Earlier it was reported that the M5S and another right-wing party, the Italian Lega, are engaged in talks on forming a governing formation and completed work on a joint program that provides for a toughening of migration regulations, among other things.

The move comes after Italy has been struggling to accommodate hundreds of thousands of migrants arriving in the country since 2015. Hundreds of thousands of asylum seekers have arrived to the EU, including by sea, with Italy and Greece bearing the brunt of the burden of the crisis.

In his opinion piece published by the Berlingske daily newspaper, Peter Skaarup, the chairman of the Danish People’s Party’s parliamentary group, has penned an article warning of a new wave of immigration that may potentially exceed the 2015 migrant crisis.

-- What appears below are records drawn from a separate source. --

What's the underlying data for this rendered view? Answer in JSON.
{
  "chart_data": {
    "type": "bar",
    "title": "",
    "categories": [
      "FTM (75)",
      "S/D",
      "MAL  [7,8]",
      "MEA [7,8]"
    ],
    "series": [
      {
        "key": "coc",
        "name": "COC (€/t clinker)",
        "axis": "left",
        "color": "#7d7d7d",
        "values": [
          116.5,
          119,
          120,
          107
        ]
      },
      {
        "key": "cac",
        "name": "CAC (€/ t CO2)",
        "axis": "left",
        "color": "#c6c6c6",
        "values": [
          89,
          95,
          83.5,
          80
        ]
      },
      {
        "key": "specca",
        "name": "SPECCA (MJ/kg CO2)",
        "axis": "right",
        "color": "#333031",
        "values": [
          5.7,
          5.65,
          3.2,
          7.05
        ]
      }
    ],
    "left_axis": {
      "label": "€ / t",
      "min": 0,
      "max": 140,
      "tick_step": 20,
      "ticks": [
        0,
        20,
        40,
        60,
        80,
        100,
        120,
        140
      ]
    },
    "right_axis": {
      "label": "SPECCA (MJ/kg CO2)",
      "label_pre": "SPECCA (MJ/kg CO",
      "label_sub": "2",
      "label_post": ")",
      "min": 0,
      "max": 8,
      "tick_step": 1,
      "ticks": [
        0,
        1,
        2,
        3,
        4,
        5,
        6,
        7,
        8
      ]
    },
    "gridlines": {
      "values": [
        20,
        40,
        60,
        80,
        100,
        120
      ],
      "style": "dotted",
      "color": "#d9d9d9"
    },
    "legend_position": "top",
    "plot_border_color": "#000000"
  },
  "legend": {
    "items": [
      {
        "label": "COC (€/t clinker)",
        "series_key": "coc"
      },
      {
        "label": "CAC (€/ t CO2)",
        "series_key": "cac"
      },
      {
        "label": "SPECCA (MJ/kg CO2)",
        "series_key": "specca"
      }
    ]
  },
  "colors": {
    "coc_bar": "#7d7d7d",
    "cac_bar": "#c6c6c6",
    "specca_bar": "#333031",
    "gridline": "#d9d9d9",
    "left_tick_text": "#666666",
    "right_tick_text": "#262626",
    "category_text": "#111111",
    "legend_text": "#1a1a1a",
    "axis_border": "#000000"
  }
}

At present, almost one fourth of the young people living in the Middle East are unemployed, Skaarup maintained, referring to reports from the International Monetary Fund (IMF). Unless drastic action is taken, millions more will join the scores of the unemployed each year, he wrote.

Director of IMF office for the Middle East and North Africa, Jihad Azour previously noted that at least 25 million jobs must be created over a five-year stretch to prevent unemployment from rising. Furthermore, Middle Eastern and North African countries need an annual economic growth of 6.2 percent just to keep unemployment at current levels, and none of the governments in the region is currently close to achieving the growth target.

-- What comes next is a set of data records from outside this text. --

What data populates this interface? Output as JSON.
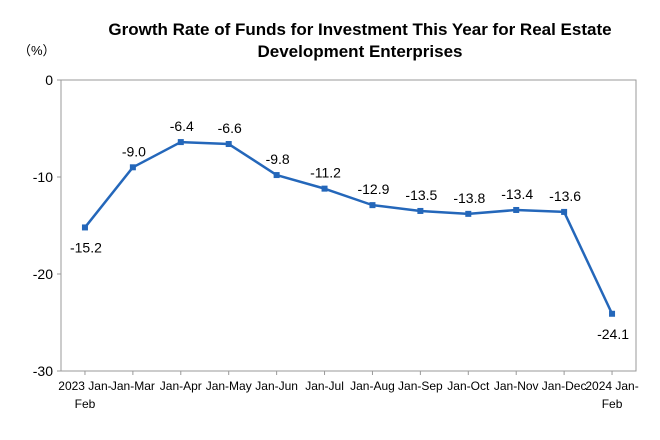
{
  "chart_data": {
    "type": "line",
    "title_lines": [
      "Growth Rate of Funds for Investment This Year for Real Estate",
      "Development Enterprises"
    ],
    "unit_label": "（%）",
    "categories": [
      [
        "2023 Jan-",
        "Feb"
      ],
      [
        "Jan-Mar"
      ],
      [
        "Jan-Apr"
      ],
      [
        "Jan-May"
      ],
      [
        "Jan-Jun"
      ],
      [
        "Jan-Jul"
      ],
      [
        "Jan-Aug"
      ],
      [
        "Jan-Sep"
      ],
      [
        "Jan-Oct"
      ],
      [
        "Jan-Nov"
      ],
      [
        "Jan-Dec"
      ],
      [
        "2024 Jan-",
        "Feb"
      ]
    ],
    "series": [
      {
        "values": [
          -15.2,
          -9.0,
          -6.4,
          -6.6,
          -9.8,
          -11.2,
          -12.9,
          -13.5,
          -13.8,
          -13.4,
          -13.6,
          -24.1
        ],
        "value_labels": [
          "-15.2",
          "-9.0",
          "-6.4",
          "-6.6",
          "-9.8",
          "-11.2",
          "-12.9",
          "-13.5",
          "-13.8",
          "-13.4",
          "-13.6",
          "-24.1"
        ],
        "label_position": [
          "below",
          "above",
          "above",
          "above",
          "above",
          "above",
          "above",
          "above",
          "above",
          "above",
          "above",
          "below"
        ],
        "color": "#2467BA"
      }
    ],
    "ylim": [
      -30,
      0
    ],
    "yticks": [
      0,
      -10,
      -20,
      -30
    ],
    "ytick_labels": [
      "0",
      "-10",
      "-20",
      "-30"
    ],
    "grid": false,
    "legend": "none",
    "frame_color": "#999999"
  }
}
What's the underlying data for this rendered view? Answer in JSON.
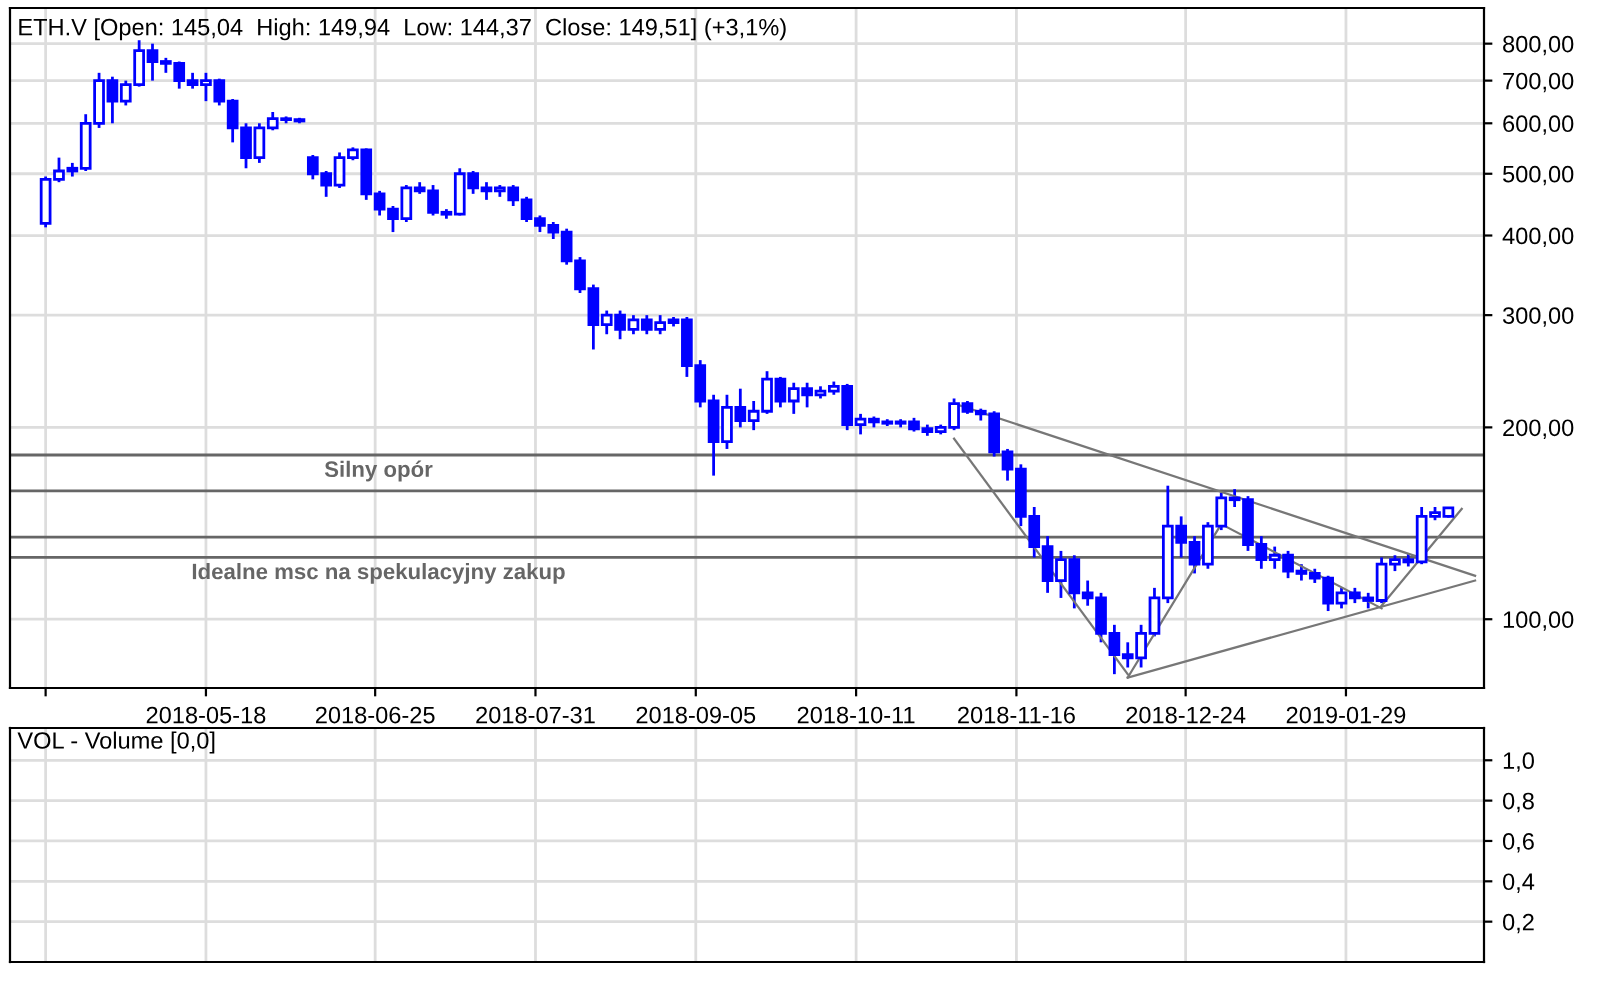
{
  "chart_data": [
    {
      "type": "candlestick",
      "title": "ETH.V [Open: 145,04  High: 149,94  Low: 144,37  Close: 149,51] (+3,1%)",
      "log": "y",
      "grid": true,
      "legend": false,
      "x": [
        "2018-04-12",
        "2018-04-15",
        "2018-04-18",
        "2018-04-21",
        "2018-04-24",
        "2018-04-27",
        "2018-04-30",
        "2018-05-03",
        "2018-05-06",
        "2018-05-09",
        "2018-05-12",
        "2018-05-15",
        "2018-05-18",
        "2018-05-21",
        "2018-05-24",
        "2018-05-27",
        "2018-05-30",
        "2018-06-02",
        "2018-06-05",
        "2018-06-08",
        "2018-06-11",
        "2018-06-14",
        "2018-06-17",
        "2018-06-20",
        "2018-06-23",
        "2018-06-26",
        "2018-06-29",
        "2018-07-02",
        "2018-07-05",
        "2018-07-08",
        "2018-07-11",
        "2018-07-14",
        "2018-07-17",
        "2018-07-20",
        "2018-07-23",
        "2018-07-26",
        "2018-07-29",
        "2018-08-01",
        "2018-08-04",
        "2018-08-07",
        "2018-08-10",
        "2018-08-13",
        "2018-08-16",
        "2018-08-19",
        "2018-08-22",
        "2018-08-25",
        "2018-08-28",
        "2018-08-31",
        "2018-09-03",
        "2018-09-06",
        "2018-09-09",
        "2018-09-12",
        "2018-09-15",
        "2018-09-18",
        "2018-09-21",
        "2018-09-24",
        "2018-09-27",
        "2018-09-30",
        "2018-10-03",
        "2018-10-06",
        "2018-10-09",
        "2018-10-12",
        "2018-10-15",
        "2018-10-18",
        "2018-10-21",
        "2018-10-24",
        "2018-10-27",
        "2018-10-30",
        "2018-11-02",
        "2018-11-05",
        "2018-11-08",
        "2018-11-11",
        "2018-11-14",
        "2018-11-17",
        "2018-11-20",
        "2018-11-23",
        "2018-11-26",
        "2018-11-29",
        "2018-12-02",
        "2018-12-05",
        "2018-12-08",
        "2018-12-11",
        "2018-12-14",
        "2018-12-17",
        "2018-12-20",
        "2018-12-23",
        "2018-12-26",
        "2018-12-29",
        "2019-01-01",
        "2019-01-04",
        "2019-01-07",
        "2019-01-10",
        "2019-01-13",
        "2019-01-16",
        "2019-01-19",
        "2019-01-22",
        "2019-01-25",
        "2019-01-28",
        "2019-01-31",
        "2019-02-03",
        "2019-02-06",
        "2019-02-09",
        "2019-02-12",
        "2019-02-15",
        "2019-02-18",
        "2019-02-21"
      ],
      "series": [
        {
          "color": "#0000ff",
          "ohlc": [
            [
              418,
              495,
              412,
              490
            ],
            [
              490,
              530,
              485,
              505
            ],
            [
              505,
              520,
              495,
              510
            ],
            [
              510,
              620,
              505,
              600
            ],
            [
              600,
              720,
              590,
              700
            ],
            [
              700,
              710,
              600,
              650
            ],
            [
              650,
              700,
              640,
              690
            ],
            [
              690,
              810,
              685,
              780
            ],
            [
              780,
              800,
              700,
              750
            ],
            [
              750,
              760,
              720,
              745
            ],
            [
              745,
              750,
              680,
              700
            ],
            [
              700,
              720,
              680,
              690
            ],
            [
              690,
              720,
              650,
              700
            ],
            [
              700,
              705,
              640,
              650
            ],
            [
              650,
              655,
              560,
              590
            ],
            [
              590,
              600,
              510,
              530
            ],
            [
              530,
              600,
              520,
              590
            ],
            [
              590,
              625,
              585,
              610
            ],
            [
              610,
              615,
              600,
              608
            ],
            [
              608,
              612,
              600,
              605
            ],
            [
              530,
              535,
              490,
              500
            ],
            [
              500,
              505,
              460,
              480
            ],
            [
              480,
              540,
              475,
              530
            ],
            [
              530,
              550,
              525,
              545
            ],
            [
              545,
              548,
              455,
              465
            ],
            [
              465,
              470,
              430,
              440
            ],
            [
              440,
              445,
              405,
              425
            ],
            [
              425,
              480,
              420,
              475
            ],
            [
              475,
              485,
              465,
              470
            ],
            [
              470,
              480,
              430,
              435
            ],
            [
              435,
              440,
              425,
              432
            ],
            [
              432,
              510,
              430,
              500
            ],
            [
              500,
              505,
              465,
              475
            ],
            [
              475,
              485,
              455,
              470
            ],
            [
              470,
              480,
              460,
              475
            ],
            [
              475,
              480,
              445,
              455
            ],
            [
              455,
              460,
              420,
              425
            ],
            [
              425,
              430,
              405,
              415
            ],
            [
              415,
              420,
              395,
              405
            ],
            [
              405,
              410,
              360,
              365
            ],
            [
              365,
              370,
              325,
              330
            ],
            [
              330,
              335,
              265,
              290
            ],
            [
              290,
              305,
              280,
              300
            ],
            [
              300,
              305,
              275,
              285
            ],
            [
              285,
              300,
              280,
              295
            ],
            [
              295,
              300,
              280,
              285
            ],
            [
              285,
              300,
              280,
              292
            ],
            [
              292,
              298,
              288,
              295
            ],
            [
              295,
              298,
              240,
              250
            ],
            [
              250,
              255,
              215,
              220
            ],
            [
              220,
              225,
              168,
              190
            ],
            [
              190,
              225,
              185,
              215
            ],
            [
              215,
              230,
              200,
              205
            ],
            [
              205,
              220,
              198,
              212
            ],
            [
              212,
              245,
              210,
              238
            ],
            [
              238,
              240,
              215,
              220
            ],
            [
              220,
              235,
              210,
              230
            ],
            [
              230,
              235,
              215,
              225
            ],
            [
              225,
              232,
              222,
              228
            ],
            [
              228,
              236,
              225,
              232
            ],
            [
              232,
              234,
              198,
              202
            ],
            [
              202,
              210,
              195,
              206
            ],
            [
              206,
              208,
              200,
              204
            ],
            [
              204,
              206,
              201,
              203
            ],
            [
              203,
              206,
              200,
              204
            ],
            [
              204,
              207,
              197,
              199
            ],
            [
              199,
              202,
              194,
              197
            ],
            [
              197,
              202,
              195,
              200
            ],
            [
              200,
              222,
              198,
              218
            ],
            [
              218,
              220,
              210,
              212
            ],
            [
              212,
              214,
              205,
              210
            ],
            [
              210,
              212,
              180,
              183
            ],
            [
              183,
              185,
              165,
              172
            ],
            [
              172,
              175,
              140,
              145
            ],
            [
              145,
              150,
              125,
              130
            ],
            [
              130,
              135,
              110,
              115
            ],
            [
              115,
              128,
              108,
              124
            ],
            [
              124,
              126,
              104,
              110
            ],
            [
              110,
              115,
              105,
              108
            ],
            [
              108,
              110,
              92,
              95
            ],
            [
              95,
              98,
              82,
              88
            ],
            [
              88,
              92,
              84,
              87
            ],
            [
              87,
              98,
              84,
              95
            ],
            [
              95,
              112,
              94,
              108
            ],
            [
              108,
              162,
              106,
              140
            ],
            [
              140,
              145,
              125,
              132
            ],
            [
              132,
              135,
              118,
              122
            ],
            [
              122,
              142,
              120,
              140
            ],
            [
              140,
              158,
              138,
              155
            ],
            [
              155,
              160,
              150,
              154
            ],
            [
              154,
              156,
              128,
              131
            ],
            [
              131,
              135,
              120,
              124
            ],
            [
              124,
              130,
              120,
              126
            ],
            [
              126,
              128,
              116,
              119
            ],
            [
              119,
              122,
              115,
              118
            ],
            [
              118,
              120,
              114,
              116
            ],
            [
              116,
              117,
              103,
              106
            ],
            [
              106,
              112,
              104,
              110
            ],
            [
              110,
              112,
              106,
              108
            ],
            [
              108,
              110,
              104,
              107
            ],
            [
              107,
              125,
              106,
              122
            ],
            [
              122,
              126,
              119,
              124
            ],
            [
              124,
              127,
              121,
              123
            ],
            [
              123,
              150,
              122,
              145
            ],
            [
              145,
              150,
              143,
              147
            ],
            [
              145.04,
              149.94,
              144.37,
              149.51
            ]
          ]
        },
        {
          "type": "line",
          "color": "#777777",
          "x": [
            "2018-11-02",
            "2019-02-27"
          ],
          "values": [
            218,
            117
          ]
        },
        {
          "type": "line",
          "color": "#777777",
          "x": [
            "2018-12-11",
            "2019-02-27"
          ],
          "values": [
            81,
            115
          ]
        },
        {
          "type": "line",
          "color": "#777777",
          "x": [
            "2018-11-02",
            "2018-12-11"
          ],
          "values": [
            192,
            82
          ]
        },
        {
          "type": "line",
          "color": "#777777",
          "x": [
            "2018-12-11",
            "2019-01-01"
          ],
          "values": [
            81,
            141
          ]
        },
        {
          "type": "line",
          "color": "#777777",
          "x": [
            "2019-01-01",
            "2019-02-06"
          ],
          "values": [
            141,
            104
          ]
        },
        {
          "type": "line",
          "color": "#777777",
          "x": [
            "2019-02-06",
            "2019-02-24"
          ],
          "values": [
            105,
            149
          ]
        }
      ],
      "ref_lines": [
        {
          "axis": "y",
          "value": 181,
          "label": "Silny opór",
          "color": "#666666"
        },
        {
          "axis": "y",
          "value": 159,
          "color": "#666666"
        },
        {
          "axis": "y",
          "value": 134.5,
          "color": "#666666"
        },
        {
          "axis": "y",
          "value": 125,
          "label": "Idealne msc na spekulacyjny zakup",
          "color": "#666666"
        }
      ],
      "xlim": [
        "2018-04-04",
        "2019-03-01"
      ],
      "xticks": [
        {
          "value": "2018-04-12",
          "label": null
        },
        {
          "value": "2018-05-18",
          "label": "2018-05-18"
        },
        {
          "value": "2018-06-25",
          "label": "2018-06-25"
        },
        {
          "value": "2018-07-31",
          "label": "2018-07-31"
        },
        {
          "value": "2018-09-05",
          "label": "2018-09-05"
        },
        {
          "value": "2018-10-11",
          "label": "2018-10-11"
        },
        {
          "value": "2018-11-16",
          "label": "2018-11-16"
        },
        {
          "value": "2018-12-24",
          "label": "2018-12-24"
        },
        {
          "value": "2019-01-29",
          "label": "2019-01-29"
        }
      ],
      "ylim": [
        78,
        910
      ],
      "yticks": [
        {
          "value": 100,
          "label": "100,00"
        },
        {
          "value": 200,
          "label": "200,00"
        },
        {
          "value": 300,
          "label": "300,00"
        },
        {
          "value": 400,
          "label": "400,00"
        },
        {
          "value": 500,
          "label": "500,00"
        },
        {
          "value": 600,
          "label": "600,00"
        },
        {
          "value": 700,
          "label": "700,00"
        },
        {
          "value": 800,
          "label": "800,00"
        }
      ]
    },
    {
      "type": "bar",
      "title": "VOL - Volume [0,0]",
      "grid": true,
      "tick_labels": "y",
      "xlim": [
        "2018-04-04",
        "2019-03-01"
      ],
      "xticks": [
        {
          "value": "2018-04-12",
          "label": null
        },
        {
          "value": "2018-05-18",
          "label": null
        },
        {
          "value": "2018-06-25",
          "label": null
        },
        {
          "value": "2018-07-31",
          "label": null
        },
        {
          "value": "2018-09-05",
          "label": null
        },
        {
          "value": "2018-10-11",
          "label": null
        },
        {
          "value": "2018-11-16",
          "label": null
        },
        {
          "value": "2018-12-24",
          "label": null
        },
        {
          "value": "2019-01-29",
          "label": null
        }
      ],
      "ylim": [
        0,
        1.16
      ],
      "yticks": [
        {
          "value": 0.2,
          "label": "0,2"
        },
        {
          "value": 0.4,
          "label": "0,4"
        },
        {
          "value": 0.6,
          "label": "0,6"
        },
        {
          "value": 0.8,
          "label": "0,8"
        },
        {
          "value": 1.0,
          "label": "1,0"
        }
      ]
    }
  ]
}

According to Skaarup, the current outlook is gloomy and the European migrant crisis of 2015, when hundreds of thousands of asylum seekers sought to EU is only the beginning. Millions of unemployed young people will not wait for their corrupt and ineffective governments to implement reforms urged by the IMF. They can take matters into their own hands and flee to Europe, he warned.

“When a young Tunisian torched himself in desperation in 2010, he unleashed what was later dubbed the ‘Arab Spring.’ His death led to massive uprisings first in Tunisia and then in a number of other Middle East and North African countries. Millions of people were tired of miserable living conditions, lack of opportunities and high unemployment. The future looked bright until religious extremists took the Spring and the entire region hostage. The Arab Spring has become an Arab desert hike. And now a new crisis is threatening,” Skaarup wrote.

The Danish politician believes, despite all the differences, North African and Middle Eastern countries have a common denominator in being ineffective, corrupt and undemocratic, as well as a having a clan-oriented worldview and putting religion over state matters.

“There is good reason to apprehend a new wave of unemployed young people from North Africa and the Middle East crossing Europe’s borders. We cannot sit just there waiting for this to happen,” Skaarup concluded. “We must appeal to the region’s governments to implement necessary reforms. If necessary, we must help them with it. But not take more of their young unemployed, as we already have too many,” he added.

In 2015 and 2016 alone, over 2.5 million people applied for asylum in the European Union, which later became known as the European Migrant Crisis. The majority of asylum seekers mostly came from war-ravaged countries in the Middle East and North Africa and included both refugees and economic migrants.

Compared to its neighbor Sweden which took in some of the highest numbers of asylum seekers per capita in all of the EU, Denmark’s contribution has been fairly moderate, only taking in 21,000 people in the peak year of 2015. The Scandinavian country has been tightening its immigration laws ever since.